Law Office of P. Randall Noah


Law Office of P. Randall Noah


3 reasons your disability claim got rejected

On Behalf of | Jan 23, 2020 | Firm News |

Having your disability application get denied can be heartbreaking. After months of gathering evidence, talking with your local office and anxiously waiting to hear back, getting that dreaded rejection letter can feel defeating.

However, it’s not uncommon for the Social Security Administration to deny a person’s disability claims. According to recent data, more than half of disability applicants get rejected.

While reasons behind your denial may vary, there are some common themes behind a dismissed application.

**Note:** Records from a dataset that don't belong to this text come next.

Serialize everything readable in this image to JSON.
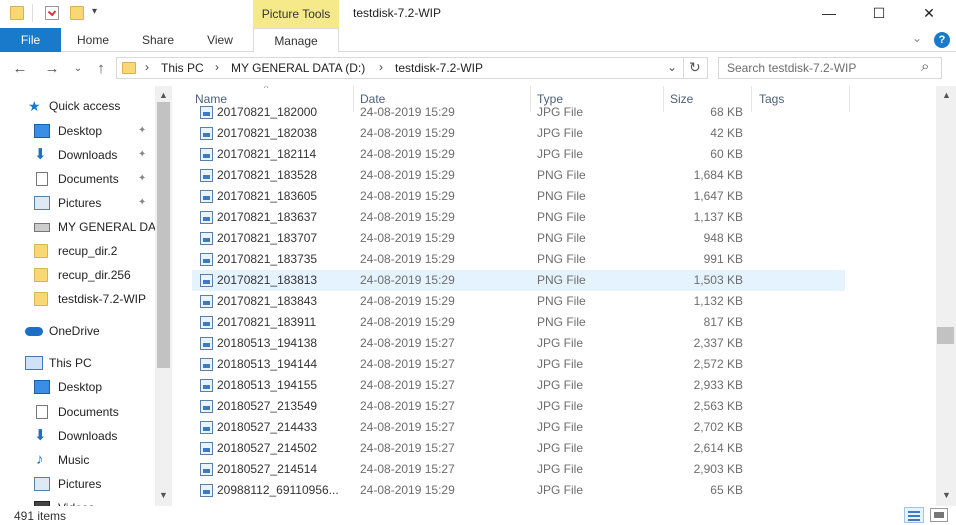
{
  "titlebar": {
    "picture_tools": "Picture Tools",
    "title": "testdisk-7.2-WIP",
    "minimize": "—",
    "maximize": "☐",
    "close": "✕"
  },
  "ribbon": {
    "tabs": [
      "File",
      "Home",
      "Share",
      "View",
      "Manage"
    ],
    "help": "?",
    "collapse": "⌄"
  },
  "address": {
    "back": "←",
    "forward": "→",
    "recent": "⌄",
    "up": "↑",
    "crumbs": [
      "This PC",
      "MY GENERAL DATA (D:)",
      "testdisk-7.2-WIP"
    ],
    "sep": "›",
    "dropdown": "⌄",
    "refresh": "↻",
    "search_placeholder": "Search testdisk-7.2-WIP",
    "search_icon": "⌕"
  },
  "nav": {
    "items": [
      {
        "label": "Quick access",
        "icon": "star-icon"
      },
      {
        "label": "Desktop",
        "icon": "desktop-icon",
        "pinned": true
      },
      {
        "label": "Downloads",
        "icon": "downloads-icon",
        "pinned": true
      },
      {
        "label": "Documents",
        "icon": "documents-icon",
        "pinned": true
      },
      {
        "label": "Pictures",
        "icon": "pictures-icon",
        "pinned": true
      },
      {
        "label": "MY GENERAL DATA (D:)",
        "icon": "drive-icon"
      },
      {
        "label": "recup_dir.2",
        "icon": "folder-icon"
      },
      {
        "label": "recup_dir.256",
        "icon": "folder-icon"
      },
      {
        "label": "testdisk-7.2-WIP",
        "icon": "folder-icon"
      },
      {
        "label": "OneDrive",
        "icon": "onedrive-icon"
      },
      {
        "label": "This PC",
        "icon": "this-pc-icon"
      },
      {
        "label": "Desktop",
        "icon": "desktop-icon"
      },
      {
        "label": "Documents",
        "icon": "documents-icon"
      },
      {
        "label": "Downloads",
        "icon": "downloads-icon"
      },
      {
        "label": "Music",
        "icon": "music-icon"
      },
      {
        "label": "Pictures",
        "icon": "pictures-icon"
      },
      {
        "label": "Videos",
        "icon": "videos-icon"
      }
    ],
    "pin_glyph": "📌"
  },
  "columns": {
    "name": "Name",
    "date": "Date",
    "type": "Type",
    "size": "Size",
    "tags": "Tags",
    "sort_arrow": "^"
  },
  "files": [
    {
      "name": "20170821_182000",
      "date": "24-08-2019 15:29",
      "type": "JPG File",
      "size": "68 KB"
    },
    {
      "name": "20170821_182038",
      "date": "24-08-2019 15:29",
      "type": "JPG File",
      "size": "42 KB"
    },
    {
      "name": "20170821_182114",
      "date": "24-08-2019 15:29",
      "type": "JPG File",
      "size": "60 KB"
    },
    {
      "name": "20170821_183528",
      "date": "24-08-2019 15:29",
      "type": "PNG File",
      "size": "1,684 KB"
    },
    {
      "name": "20170821_183605",
      "date": "24-08-2019 15:29",
      "type": "PNG File",
      "size": "1,647 KB"
    },
    {
      "name": "20170821_183637",
      "date": "24-08-2019 15:29",
      "type": "PNG File",
      "size": "1,137 KB"
    },
    {
      "name": "20170821_183707",
      "date": "24-08-2019 15:29",
      "type": "PNG File",
      "size": "948 KB"
    },
    {
      "name": "20170821_183735",
      "date": "24-08-2019 15:29",
      "type": "PNG File",
      "size": "991 KB"
    },
    {
      "name": "20170821_183813",
      "date": "24-08-2019 15:29",
      "type": "PNG File",
      "size": "1,503 KB"
    },
    {
      "name": "20170821_183843",
      "date": "24-08-2019 15:29",
      "type": "PNG File",
      "size": "1,132 KB"
    },
    {
      "name": "20170821_183911",
      "date": "24-08-2019 15:29",
      "type": "PNG File",
      "size": "817 KB"
    },
    {
      "name": "20180513_194138",
      "date": "24-08-2019 15:27",
      "type": "JPG File",
      "size": "2,337 KB"
    },
    {
      "name": "20180513_194144",
      "date": "24-08-2019 15:27",
      "type": "JPG File",
      "size": "2,572 KB"
    },
    {
      "name": "20180513_194155",
      "date": "24-08-2019 15:27",
      "type": "JPG File",
      "size": "2,933 KB"
    },
    {
      "name": "20180527_213549",
      "date": "24-08-2019 15:27",
      "type": "JPG File",
      "size": "2,563 KB"
    },
    {
      "name": "20180527_214433",
      "date": "24-08-2019 15:27",
      "type": "JPG File",
      "size": "2,702 KB"
    },
    {
      "name": "20180527_214502",
      "date": "24-08-2019 15:27",
      "type": "JPG File",
      "size": "2,614 KB"
    },
    {
      "name": "20180527_214514",
      "date": "24-08-2019 15:27",
      "type": "JPG File",
      "size": "2,903 KB"
    },
    {
      "name": "20988112_69110956...",
      "date": "24-08-2019 15:29",
      "type": "JPG File",
      "size": "65 KB"
    }
  ],
  "selected_file": "20170821_183813",
  "status": {
    "count": "491 items"
  },
  "scroll": {
    "up": "▲",
    "down": "▼"
  },
  "colors": {
    "accent": "#1979ca",
    "picture_tools": "#f5e98a",
    "selection": "#e5f3ff",
    "header_text": "#4c607a"
  }
}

Reasons your claims got denied

These are some of the most common:

  • You lack hard medical evidence: To qualify for disability benefits, you have to prove that your condition prevents you from working. However, displaying medical records that only show your injury may not be enough. To have a successful claim, you must show that your impairment directly prevents you from carrying out the functions of your job.
  • You don’t follow through with doctor requests: In most cases, your doctor will give you options or feedback to help you cope with your physical or mental ailments. If your doctor gives you specific instructions, you must follow through with them. Otherwise, it can be hard for the SSA to determine whether your condition is treatable or not.
  • You had previous claim denials: Some people think filing an entirely new claim is more effective than appealing a rejected one. However, this may hurt you more than it helps you. That’s because if the person reviewing your claim sees you’ve gotten denied before, they may reject your application again.

You can appeal your rejection

While 70% of disability claims get rejected, that does not mean all hope is lost for those seeking disability support. Luckily, the SSA offers an extensive appeals process that gives applicants a fighting chance. Depending on your circumstances, new developments regarding your condition may have come to light before you initially filed. If that’s the case, it could significantly strengthen your claim.